Despite an imperfect application of Christianity throughout its 2,000-year history, he notes, its influence has grown tolerance and human rights in our world rather than diminished them.
Objective moral truth wasn’t invented by religious leaders, he reminds, but is written into our DNA, “as every child who has experienced the pain of playground injustice understands.”
On the contrary, we need not look far to see where moral relativism can lead.
Adolf Hitler once remarked, “There is no such thing as truth, either in the moral or in the scientific sense.”
And Benito Mussolini once commented, “If relativism signifies contempt for fixed categories and men who claim to be the bearers of an objective immortal truth, then there is nothing more relativistic than fascism.”
The late Archbishop Fulton Sheen had another perspective, noting, “The refusal to take sides on great moral issues is itself a decision. It is a silent acquiesce to evil.”

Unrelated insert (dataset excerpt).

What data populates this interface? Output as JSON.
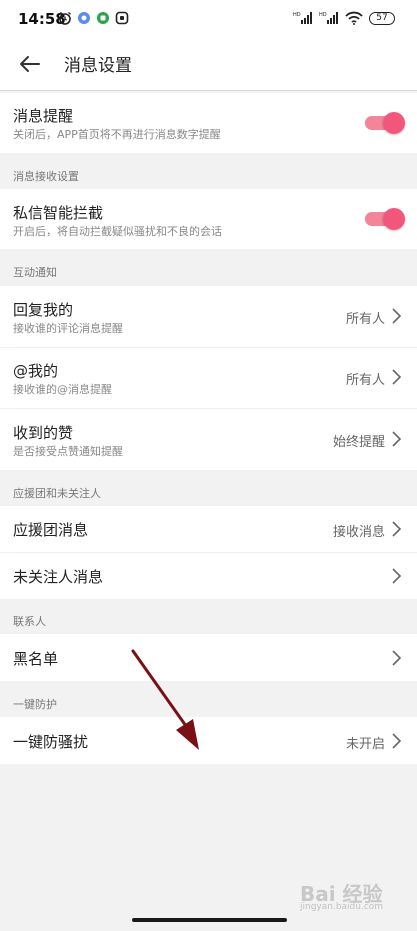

Sheen added that, “The tragedy of our time is that those who still believe in honesty lack fire and conviction, while those who believe in dishonesty are full of passionate conviction.”
Bearing this all in mind, let us encourage one another to move forward with fire and conviction, not caving to a culture that bases its moral truth on a compass pointing only to self, but with a renewed openness to the Holy Spirit’s desire to set our hearts aflame with truth, shared for the benefit of all.
[For the sake of having a repository for my newspaper columns and articles, I reprint them here, with permission, a week after their run date. The preceding ran in The Forum newspaper on May 20, 2016.]